The late King Robert’s sane and gentle-natured younger brother, Renly (Gethin Anthony), has wide popular support in his quest to unseat Joffrey and claim the throne, but Renly’s ruthless older brother, Stannis (Stephen Dillane) sees himself as the rightful heir and has aligned himself with a powerful priestess who commands dark magical powers. To the north, Robb Stark (Richard Madden), Ned’s son, has united his own strong army hellbent on protecting the autonomy of Winterfell and its environs, while his half-brother, Jon Snow (Kit Harington), ventures north of The Wall to investigate unnerving rumors that a new leader has arisen among the unpredictable wildlings of that region. Far to the east, Daenerys “Dani” Targaryen (Emilia Clarke) reaches the oasis city of Qarth, where she guards her three dragon hatchlings and plots her own return to power.
Back in King’s Landing, it falls to little Tyrion Lannister (Emmy winner Peter Dinklage), the true moral voice of Game of Thrones, to find some way to protect Joffrey’s subjects from his sadistic whims and keep his unstable nephew from permanently tarnishing the reputation of the Lannisters.
Things come to a head in episode 9, wherein Tyrion leads Joffrey’s army in a desperate defense of their city against a massive army that is bolstered by sorcery, a taut hour scripted by Game-master George R.R. Martin himself.
You’ll spend more than nine hours just watching the events of the story as they originally aired on HBO last season, but you can easily invest even longer exploring the dragon’s hoard of special features included in this set. As the story unfolds, an in-episode guide lets you click and get background information on the characters, locations and background of the scene you’re watching, and each episode also includes audio commentaries by various members of the creative team, along with cast members including Dinklage, Clarke, Harington and Alfie Allen, whose rash, hotheaded Theon Greyjoy has a major storyline of his own.

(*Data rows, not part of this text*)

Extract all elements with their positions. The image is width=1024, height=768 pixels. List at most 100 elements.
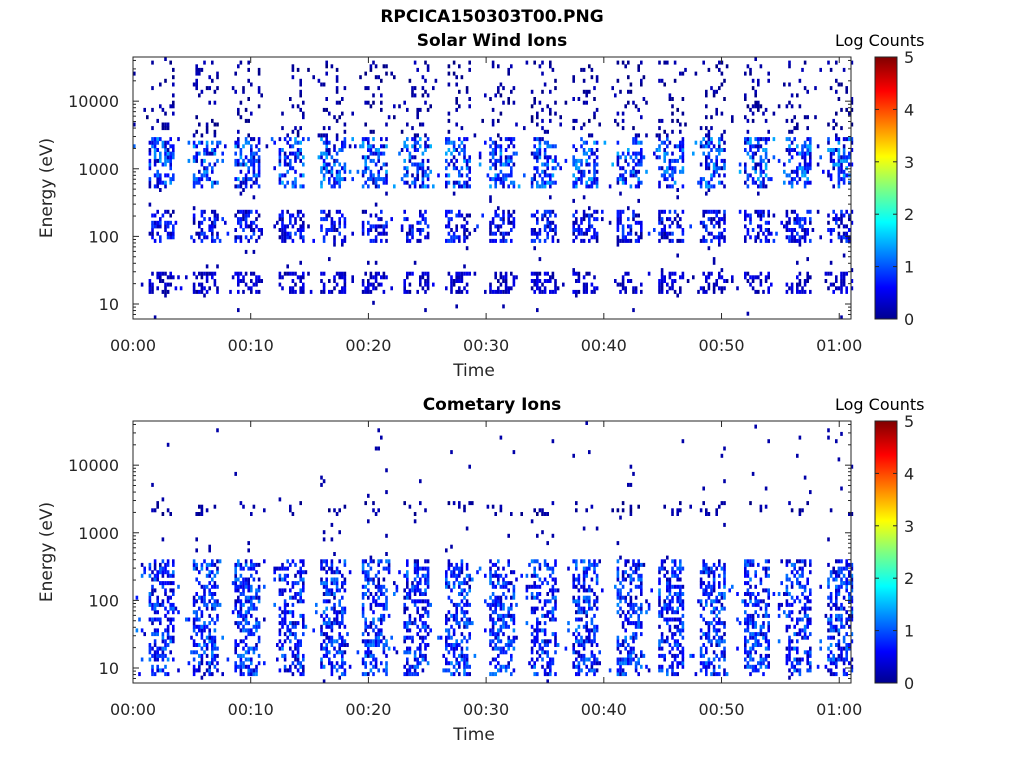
spectrogram-cell (806, 209, 809, 214)
spectrogram-cell (172, 617, 175, 622)
spectrogram-cell (369, 213, 373, 218)
spectrogram-cell (455, 289, 458, 294)
spectrogram-cell (385, 191, 388, 196)
spectrogram-cell (242, 177, 245, 182)
spectrogram-cell (450, 672, 453, 677)
spectrogram-cell (205, 289, 209, 294)
spectrogram-cell (192, 639, 196, 644)
spectrogram-cell (785, 213, 789, 218)
spectrogram-cell (237, 111, 240, 116)
spectrogram-cell (333, 180, 336, 185)
spectrogram-cell (341, 213, 344, 218)
spectrogram-cell (530, 657, 534, 662)
spectrogram-cell (616, 151, 620, 156)
spectrogram-cell (382, 584, 386, 589)
spectrogram-cell (809, 275, 812, 280)
spectrogram-cell (367, 286, 370, 291)
spectrogram-cell (621, 180, 625, 185)
spectrogram-cell (541, 581, 544, 586)
spectrogram-cell (294, 646, 297, 651)
spectrogram-cell (447, 137, 451, 142)
spectrogram-cell (445, 584, 448, 589)
spectrogram-cell (835, 122, 838, 127)
spectrogram-cell (203, 217, 206, 222)
spectrogram-cell (640, 282, 643, 287)
spectrogram-cell (595, 155, 599, 160)
spectrogram-cell (671, 282, 674, 287)
spectrogram-cell (551, 566, 555, 571)
spectrogram-cell (455, 122, 458, 127)
spectrogram-cell (489, 151, 492, 156)
spectrogram-cell (757, 148, 760, 152)
spectrogram-cell (302, 184, 305, 189)
spectrogram-cell (260, 93, 263, 98)
spectrogram-cell (445, 635, 448, 640)
spectrogram-cell (637, 220, 640, 225)
spectrogram-cell (671, 231, 674, 236)
spectrogram-cell (616, 60, 620, 65)
spectrogram-cell (413, 588, 417, 593)
spectrogram-cell (148, 140, 152, 145)
spectrogram-cell (367, 166, 370, 171)
spectrogram-cell (616, 235, 620, 240)
spectrogram-cell (255, 217, 258, 222)
spectrogram-cell (385, 661, 388, 666)
spectrogram-cell (252, 595, 256, 600)
spectrogram-cell (416, 664, 419, 669)
spectrogram-cell (166, 610, 170, 615)
spectrogram-cell (406, 595, 409, 600)
spectrogram-cell (169, 512, 172, 516)
spectrogram-cell (538, 584, 542, 589)
spectrogram-cell (585, 93, 588, 98)
spectrogram-cell (705, 104, 708, 109)
spectrogram-cell (803, 86, 807, 91)
spectrogram-cell (161, 584, 165, 589)
spectrogram-cell (588, 217, 591, 222)
spectrogram-cell (291, 661, 295, 666)
spectrogram-cell (322, 235, 326, 240)
spectrogram-cell (796, 286, 799, 291)
spectrogram-cell (595, 668, 599, 673)
spectrogram-cell (793, 235, 796, 240)
spectrogram-cell (588, 635, 591, 640)
spectrogram-cell (302, 588, 305, 593)
spectrogram-cell (335, 610, 339, 615)
spectrogram-cell (424, 646, 427, 651)
spectrogram-cell (341, 289, 344, 294)
spectrogram-cell (325, 599, 328, 604)
spectrogram-cell (164, 126, 167, 131)
spectrogram-cell (208, 75, 211, 80)
spectrogram-cell (419, 581, 422, 586)
spectrogram-cell (419, 479, 422, 484)
spectrogram-cell (619, 166, 622, 171)
spectrogram-cell (744, 224, 747, 229)
spectrogram-cell (325, 635, 328, 640)
spectrogram-cell (172, 635, 175, 640)
spectrogram-cell (255, 621, 258, 626)
spectrogram-cell (673, 271, 677, 276)
spectrogram-cell (159, 238, 162, 243)
spectrogram-cell (250, 158, 253, 163)
spectrogram-cell (549, 177, 552, 182)
spectrogram-cell (296, 639, 300, 644)
spectrogram-cell (380, 639, 383, 644)
spectrogram-cell (374, 238, 378, 243)
spectrogram-cell (463, 653, 466, 658)
spectrogram-cell (341, 242, 344, 247)
spectrogram-cell (335, 78, 339, 83)
spectrogram-cell (250, 286, 253, 291)
spectrogram-cell (554, 650, 557, 655)
spectrogram-cell (705, 158, 708, 163)
spectrogram-cell (335, 566, 339, 571)
spectrogram-cell (549, 195, 552, 200)
spectrogram-cell (588, 632, 591, 637)
spectrogram-cell (497, 602, 500, 607)
spectrogram-cell (572, 289, 575, 294)
spectrogram-cell (382, 617, 386, 622)
spectrogram-cell (543, 155, 547, 160)
spectrogram-cell (588, 184, 591, 189)
spectrogram-cell (281, 111, 284, 116)
spectrogram-cell (242, 86, 245, 91)
spectrogram-cell (577, 632, 581, 637)
spectrogram-cell (406, 635, 409, 640)
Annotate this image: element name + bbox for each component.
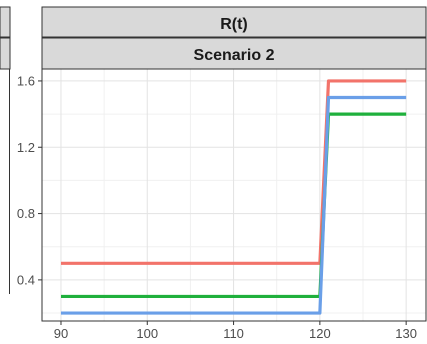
y-tick-label: 1.2 (17, 140, 35, 155)
series-layer (60, 79, 407, 315)
y-tick-label: 0.4 (17, 272, 35, 287)
strip-sub: Scenario 2 (41, 37, 427, 70)
x-tick-label: 90 (54, 326, 68, 341)
x-tick-label: 110 (223, 326, 244, 341)
y-axis: 0.4 0.8 1.2 1.6 (17, 73, 42, 287)
neighbor-facet-edge (0, 6, 11, 294)
x-tick-label: 120 (309, 326, 331, 341)
strip-top-label: R(t) (220, 16, 248, 33)
x-tick-label: 130 (395, 326, 417, 341)
series-line-3 (60, 95, 407, 315)
y-tick-label: 0.8 (17, 206, 35, 221)
x-tick-label: 100 (136, 326, 158, 341)
y-tick-label: 1.6 (17, 73, 35, 88)
strip-sub-label: Scenario 2 (194, 47, 275, 64)
strip-top: R(t) (41, 6, 427, 38)
x-axis: 90 100 110 120 130 (54, 321, 417, 341)
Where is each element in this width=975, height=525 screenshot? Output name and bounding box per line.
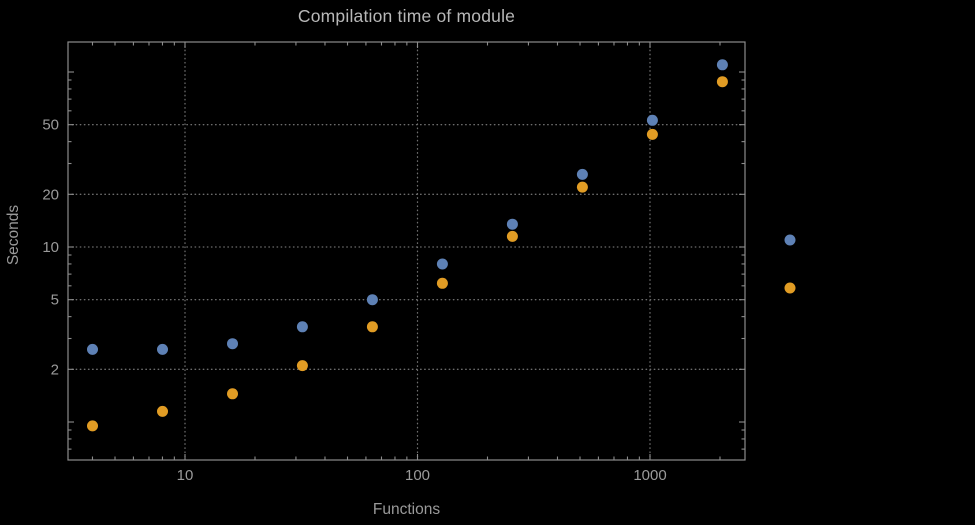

There’s also a roundtable discussion in which Michelle Fairley (Catelyn Stark) and Liam Cunningham (Davos Seaworth, a new character) join Clarke, Harington and Headey for a chat offering a behind-the-scenes perspective on the season, as well as a short documentary on the staggering logistics that went into creating the Battle of Blackwater Bay in episode 9. You’ll also find a fascinating feature on the religions of Westeros, which begin to assume greater prominence during this season, a comprehensive interactive guide called “War of the Five Kings” that will help you follow the complex political and military forces at work, and an engrossing section called simply “Histories and Lore,” 19 animated histories detailing the mythologies of this world as told from varying perspectives of the characters themselves. The only downside of these supplementary material is that you’ll find yourself falling down the proverbial rabbit hole and losing several hours before you know it, so be sure to set aside adequate free time before you start exploring.